The lesson of Samson is that although Minn. Stat. 524.5-303 indicates that the petition should include a “brief description of the nature and extent of the respondent’s alleged incapacity”, in order to avoid having the petition dismissed, it would be wise to include sufficient factual detail to survive a motion to dismiss.  At a minimum, the petitioner should be prepared to submit additional factual support for the allegations set forth in the petition, if faced with a motion to dismiss.  However, the obvious drawback of not including the factual details in the original petition is that then the court may decline to consider matters outside of the original pleadings.

Bottom line:  if you are going to petition for guardianship and/or conservatorship of someone, you should have more than just general allegations/suspicions.  You must have very specific factual examples that justify taking away someone’s civil liberties and imposing a guardianship.

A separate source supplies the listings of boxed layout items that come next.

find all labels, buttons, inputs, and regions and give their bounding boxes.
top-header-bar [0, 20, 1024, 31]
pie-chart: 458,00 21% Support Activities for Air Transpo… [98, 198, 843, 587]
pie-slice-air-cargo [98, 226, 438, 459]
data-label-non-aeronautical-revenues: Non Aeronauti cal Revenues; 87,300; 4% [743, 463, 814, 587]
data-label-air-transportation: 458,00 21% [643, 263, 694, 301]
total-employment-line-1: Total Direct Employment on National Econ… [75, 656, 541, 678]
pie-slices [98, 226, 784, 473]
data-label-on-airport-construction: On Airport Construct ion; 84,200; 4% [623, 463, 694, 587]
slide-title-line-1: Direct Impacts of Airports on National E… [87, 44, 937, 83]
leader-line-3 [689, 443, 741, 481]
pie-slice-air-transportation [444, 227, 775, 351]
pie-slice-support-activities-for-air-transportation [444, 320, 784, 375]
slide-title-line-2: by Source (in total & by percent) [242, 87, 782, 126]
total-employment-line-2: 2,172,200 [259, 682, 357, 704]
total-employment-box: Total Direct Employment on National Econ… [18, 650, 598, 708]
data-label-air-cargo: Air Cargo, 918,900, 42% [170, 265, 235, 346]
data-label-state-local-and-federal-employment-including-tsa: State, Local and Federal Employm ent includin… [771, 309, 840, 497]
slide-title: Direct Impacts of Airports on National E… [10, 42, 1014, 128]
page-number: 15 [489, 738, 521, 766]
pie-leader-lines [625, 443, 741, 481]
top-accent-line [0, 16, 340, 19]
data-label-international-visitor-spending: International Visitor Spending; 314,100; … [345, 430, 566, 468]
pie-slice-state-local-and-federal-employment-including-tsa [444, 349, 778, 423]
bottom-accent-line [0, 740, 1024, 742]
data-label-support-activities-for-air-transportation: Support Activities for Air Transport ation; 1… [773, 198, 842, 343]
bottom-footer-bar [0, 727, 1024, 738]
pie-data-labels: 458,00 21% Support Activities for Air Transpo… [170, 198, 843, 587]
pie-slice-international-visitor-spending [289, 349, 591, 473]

Family Feud? Courts May Appoint An Independent Guardian or Conservator

On July 9, 2012, the Minnesota Court of Appeals issued an unpublished decision (In re the Guardianship and/or Conservatorship of Lois L. Rothfusz) addressing (among other things) the issue of who should be guardian/conservator when there are feuding family members.  In keeping with precedent (In re the Guardianship of Wells, 733 N.W.2d 506 (Minn. App. 2007); In re Conservatorship of Edwards, 390 N.W.2d 300 (Minn. App. 1986), the Court affirmed the trial court’s decision to appoint a neutral professional as successor guardian/conservator, rather than one of the ward’s daughters, when there was significant acrimony between the children.  The full decision of In re: Guardianship and/or Conservatorship of Lois L. Rothfusz can be found here.  Although family members have statutory priority over a professional guardian, the court has discretion to decline to appoint someone with priority if it is in the best interest of the ward to do so.  See Minn. Stat. 524.5-309 (a) (2011) (priority for guardians) and Minn. Stat. 524.5-413(a) (2011) (priority for conservators).  As the Court stated, “the ward’s best interests are the decisive factor and the court’s paramount concern when deciding who to appoint as guardian and conservator of a ward.”